Re: tasklets in 2.4.6

Andrea Arcangeli (andrea@suse.de)
Fri, 6 Jul 2001 13:57:55 +0200


On Fri, Jul 06, 2001 at 04:25:49AM -0400, Jeff Garzik wrote:
> Jeff Garzik wrote:
> > The only thing that appears fishy is that if the tasklet constantly
> > reschedules itself, it will never leave the loop AFAICS. This affects
> > tasklet_hi_action as well as tasklet_action.
>
> As I hacked around to fix this, I noticed Andrea's ksoftirq patch
> already fixed this. So, I decided to look over his patch instead.
>
>
> Quoted from 00_ksoftirqd-7:
> > +#ifdef CONFIG_SMP
> > + movl processor(%ebx),%eax
> > + shll $CONFIG_X86_L1_CACHE_SHIFT,%eax
> > + testl $0, SYMBOL_NAME(irq_stat)(,%eax) # softirq_pending
> > +#else
> > + testl $0, SYMBOL_NAME(irq_stat) # softirq_pending
> > +#endif
> > + jne handle_softirq
>
> Did you get this from Alpha? :) This is very similar to a
> micro-optimization I put in for UP machines on Alpha.

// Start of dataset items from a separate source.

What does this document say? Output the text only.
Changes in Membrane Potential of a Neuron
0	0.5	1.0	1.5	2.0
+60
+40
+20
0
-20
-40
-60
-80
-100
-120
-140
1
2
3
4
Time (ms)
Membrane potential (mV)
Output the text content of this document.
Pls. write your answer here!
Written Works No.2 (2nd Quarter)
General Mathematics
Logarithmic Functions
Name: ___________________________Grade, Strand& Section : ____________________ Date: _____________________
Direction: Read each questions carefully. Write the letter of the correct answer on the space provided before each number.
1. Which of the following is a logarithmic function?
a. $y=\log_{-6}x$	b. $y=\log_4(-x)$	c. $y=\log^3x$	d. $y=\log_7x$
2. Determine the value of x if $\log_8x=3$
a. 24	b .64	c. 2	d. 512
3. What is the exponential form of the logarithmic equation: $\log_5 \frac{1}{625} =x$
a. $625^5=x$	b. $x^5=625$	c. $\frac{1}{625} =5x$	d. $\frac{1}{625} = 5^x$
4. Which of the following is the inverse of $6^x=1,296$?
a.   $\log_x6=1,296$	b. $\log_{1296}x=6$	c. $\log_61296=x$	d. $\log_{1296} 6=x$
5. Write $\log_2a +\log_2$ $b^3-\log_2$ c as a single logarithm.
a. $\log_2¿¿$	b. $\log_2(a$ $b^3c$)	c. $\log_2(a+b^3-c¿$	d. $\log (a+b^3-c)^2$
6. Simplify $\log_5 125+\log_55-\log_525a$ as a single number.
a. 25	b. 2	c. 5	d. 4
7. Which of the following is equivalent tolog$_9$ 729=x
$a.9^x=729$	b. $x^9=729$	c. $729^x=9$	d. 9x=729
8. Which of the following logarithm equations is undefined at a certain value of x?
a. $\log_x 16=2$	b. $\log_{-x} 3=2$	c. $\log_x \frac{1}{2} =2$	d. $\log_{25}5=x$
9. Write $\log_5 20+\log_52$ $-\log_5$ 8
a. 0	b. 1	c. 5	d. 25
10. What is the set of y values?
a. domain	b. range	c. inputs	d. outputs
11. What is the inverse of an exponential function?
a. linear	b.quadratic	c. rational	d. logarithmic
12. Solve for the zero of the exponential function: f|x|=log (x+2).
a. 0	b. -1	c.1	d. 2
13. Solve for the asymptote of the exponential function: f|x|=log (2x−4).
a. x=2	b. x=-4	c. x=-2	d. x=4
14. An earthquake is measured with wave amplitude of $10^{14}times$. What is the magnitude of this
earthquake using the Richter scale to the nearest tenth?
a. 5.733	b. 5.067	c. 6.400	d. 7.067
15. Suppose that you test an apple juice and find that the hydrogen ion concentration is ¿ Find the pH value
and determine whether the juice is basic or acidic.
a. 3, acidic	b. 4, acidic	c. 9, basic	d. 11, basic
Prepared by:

Not sure where I got it, I think I wrote it myself while adapting to the
removal of the mask field.

> > diff -urN 2.4.6pre5/include/asm-i386/softirq.h softirq/include/asm-i386/softirq.h
> > --- 2.4.6pre5/include/asm-i386/softirq.h Thu Jun 21 08:03:52 2001
> > +++ softirq/include/asm-i386/softirq.h Thu Jun 21 15:58:06 2001
> > @@ -28,6 +26,7 @@
> > do { \
> > unsigned int *ptr = &local_bh_count(smp_processor_id()); \
> > \
> > + barrier(); \
> > if (!--*ptr) \
> > __asm__ __volatile__ ( \
> > "cmpl $0, -8(%0);" \
>
> If you don't mind, why is barrier() needed here? The __volatile__
> doesn't take care of that?

The asm volatile is _after_ the --*ptr, while a barrier() must be _before_
the --*ptr, that's why an explicit barrier is needed there too.

That is a bug in mainline and that's the fix.

> > diff -urN 2.4.6pre5/kernel/softirq.c softirq/kernel/softirq.c
> > --- 2.4.6pre5/kernel/softirq.c Thu Jun 21 08:03:57 2001
> > +++ softirq/kernel/softirq.c Thu Jun 21 15:58:06 2001
> > @@ -51,17 +51,20 @@
> > {
> > int cpu = smp_processor_id();
> > __u32 pending;
> > + long flags;
> > + __u32 mask;
> >
> > if (in_interrupt())
> > return;
> >
> > - local_irq_disable();
> > + local_irq_save(flags);
> >
> > pending = softirq_pending(cpu);
> >
> > if (pending) {
> > struct softirq_action *h;
> >
> > + mask = ~pending;
> > local_bh_disable();
> > restart:
> > /* Reset the pending bitmask before enabling irqs */
> > @@ -81,12 +84,26 @@
> > local_irq_disable();
> >
> > pending = softirq_pending(cpu);
> > - if (pending)
> > + if (pending & mask) {
> > + mask &= ~pending;
> > goto restart;
> > + }
>
> Cool, I was wondering why the old code did not do pending&mask...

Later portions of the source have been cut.